Randomized Dimensionality Reduction for Euclidean Maximization and Diversity Measures
This work addresses efficiency challenges in large-scale optimization for researchers and practitioners, offering a more data-efficient approach than classical methods, though it is incremental in refining dimensionality reduction techniques.
The paper tackles the problem of speeding up Euclidean maximization and diversity measure computations via randomized dimensionality reduction, showing that a target dimension of O(λ_X) suffices to preserve solution quality, where λ_X is the doubling dimension, and provides empirical validation of speedups.

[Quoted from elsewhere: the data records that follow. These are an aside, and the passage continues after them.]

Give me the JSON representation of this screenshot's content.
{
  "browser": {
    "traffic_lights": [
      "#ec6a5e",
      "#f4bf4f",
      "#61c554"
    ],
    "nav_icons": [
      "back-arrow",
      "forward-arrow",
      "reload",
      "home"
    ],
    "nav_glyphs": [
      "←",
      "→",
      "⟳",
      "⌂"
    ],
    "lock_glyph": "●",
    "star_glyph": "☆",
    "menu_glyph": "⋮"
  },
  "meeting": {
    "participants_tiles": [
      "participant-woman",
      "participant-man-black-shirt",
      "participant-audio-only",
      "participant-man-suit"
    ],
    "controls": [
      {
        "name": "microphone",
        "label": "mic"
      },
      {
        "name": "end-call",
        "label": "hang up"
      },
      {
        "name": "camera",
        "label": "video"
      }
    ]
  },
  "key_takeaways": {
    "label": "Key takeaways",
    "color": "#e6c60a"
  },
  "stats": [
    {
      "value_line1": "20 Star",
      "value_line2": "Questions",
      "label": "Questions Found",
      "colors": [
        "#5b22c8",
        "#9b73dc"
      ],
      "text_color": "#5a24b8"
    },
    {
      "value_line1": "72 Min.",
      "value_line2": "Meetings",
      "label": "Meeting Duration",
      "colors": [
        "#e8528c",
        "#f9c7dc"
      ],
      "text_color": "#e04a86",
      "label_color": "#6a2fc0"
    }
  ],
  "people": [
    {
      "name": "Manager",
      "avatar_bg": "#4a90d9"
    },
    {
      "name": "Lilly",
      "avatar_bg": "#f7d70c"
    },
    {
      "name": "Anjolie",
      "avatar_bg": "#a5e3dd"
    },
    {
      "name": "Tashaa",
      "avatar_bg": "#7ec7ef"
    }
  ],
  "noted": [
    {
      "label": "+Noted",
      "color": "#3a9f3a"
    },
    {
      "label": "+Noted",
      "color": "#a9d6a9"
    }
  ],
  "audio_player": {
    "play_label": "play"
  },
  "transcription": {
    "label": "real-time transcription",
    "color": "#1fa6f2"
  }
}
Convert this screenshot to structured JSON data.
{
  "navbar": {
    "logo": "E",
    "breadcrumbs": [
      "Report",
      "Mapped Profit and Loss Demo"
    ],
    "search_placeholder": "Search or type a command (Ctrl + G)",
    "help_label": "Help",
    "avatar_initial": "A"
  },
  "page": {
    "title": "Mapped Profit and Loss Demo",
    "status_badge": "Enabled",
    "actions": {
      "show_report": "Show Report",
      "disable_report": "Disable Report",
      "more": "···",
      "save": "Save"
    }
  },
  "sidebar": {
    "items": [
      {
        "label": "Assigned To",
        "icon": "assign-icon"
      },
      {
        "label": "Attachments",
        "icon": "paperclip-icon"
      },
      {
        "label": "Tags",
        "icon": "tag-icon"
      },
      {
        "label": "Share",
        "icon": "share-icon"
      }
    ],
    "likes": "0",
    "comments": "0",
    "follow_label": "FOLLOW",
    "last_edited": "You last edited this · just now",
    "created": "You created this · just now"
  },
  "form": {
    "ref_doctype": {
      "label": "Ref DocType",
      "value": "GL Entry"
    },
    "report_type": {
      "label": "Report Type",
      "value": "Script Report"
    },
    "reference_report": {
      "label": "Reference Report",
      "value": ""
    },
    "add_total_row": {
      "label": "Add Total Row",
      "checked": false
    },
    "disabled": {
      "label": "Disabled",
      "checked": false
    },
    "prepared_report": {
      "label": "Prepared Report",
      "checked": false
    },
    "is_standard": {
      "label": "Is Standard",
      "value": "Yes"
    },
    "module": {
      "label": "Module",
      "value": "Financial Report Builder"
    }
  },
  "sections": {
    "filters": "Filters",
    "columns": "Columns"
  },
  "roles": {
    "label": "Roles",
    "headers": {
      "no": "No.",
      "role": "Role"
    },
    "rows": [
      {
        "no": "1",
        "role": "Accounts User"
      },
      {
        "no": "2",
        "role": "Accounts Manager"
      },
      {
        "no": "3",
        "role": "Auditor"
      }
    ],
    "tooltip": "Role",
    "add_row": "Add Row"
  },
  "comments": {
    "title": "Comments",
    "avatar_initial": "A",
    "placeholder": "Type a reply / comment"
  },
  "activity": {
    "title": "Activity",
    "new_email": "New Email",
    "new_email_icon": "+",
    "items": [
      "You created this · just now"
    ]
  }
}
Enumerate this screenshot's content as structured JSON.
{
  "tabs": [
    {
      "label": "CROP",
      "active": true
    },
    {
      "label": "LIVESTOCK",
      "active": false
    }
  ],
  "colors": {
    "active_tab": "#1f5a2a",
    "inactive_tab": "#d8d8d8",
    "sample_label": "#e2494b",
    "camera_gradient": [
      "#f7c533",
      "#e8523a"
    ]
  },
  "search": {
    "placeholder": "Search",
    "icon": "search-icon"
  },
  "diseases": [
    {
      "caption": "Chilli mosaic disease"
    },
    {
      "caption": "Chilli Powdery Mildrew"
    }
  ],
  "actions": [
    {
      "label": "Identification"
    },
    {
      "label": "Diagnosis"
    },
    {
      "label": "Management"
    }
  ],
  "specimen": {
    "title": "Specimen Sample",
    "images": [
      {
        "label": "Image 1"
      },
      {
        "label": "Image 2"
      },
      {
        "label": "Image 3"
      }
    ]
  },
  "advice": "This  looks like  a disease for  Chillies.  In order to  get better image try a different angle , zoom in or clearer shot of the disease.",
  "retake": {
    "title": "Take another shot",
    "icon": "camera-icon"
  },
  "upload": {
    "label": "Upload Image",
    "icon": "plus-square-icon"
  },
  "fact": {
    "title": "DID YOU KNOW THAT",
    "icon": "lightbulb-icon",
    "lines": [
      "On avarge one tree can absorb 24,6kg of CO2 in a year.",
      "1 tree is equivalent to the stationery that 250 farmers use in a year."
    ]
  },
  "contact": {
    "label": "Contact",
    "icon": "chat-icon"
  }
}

Randomized dimensionality reduction is a widely-used algorithmic technique for speeding up large-scale Euclidean optimization problems. In this paper, we study dimension reduction for a variety of maximization problems, including max-matching, max-spanning tree, max TSP, as well as various measures for dataset diversity. For these problems, we show that the effect of dimension reduction is intimately tied to the \emph{doubling dimension} $λ_X$ of the underlying dataset $X$ -- a quantity measuring intrinsic dimensionality of point sets. Specifically, we prove that a target dimension of $O(λ_X)$ suffices to approximately preserve the value of any near-optimal solution,which we also show is necessary for some of these problems. This is in contrast to classical dimension reduction results, whose dependence increases with the dataset size $|X|$. We also provide empirical results validating the quality of solutions found in the projected space, as well as speedups due to dimensionality reduction.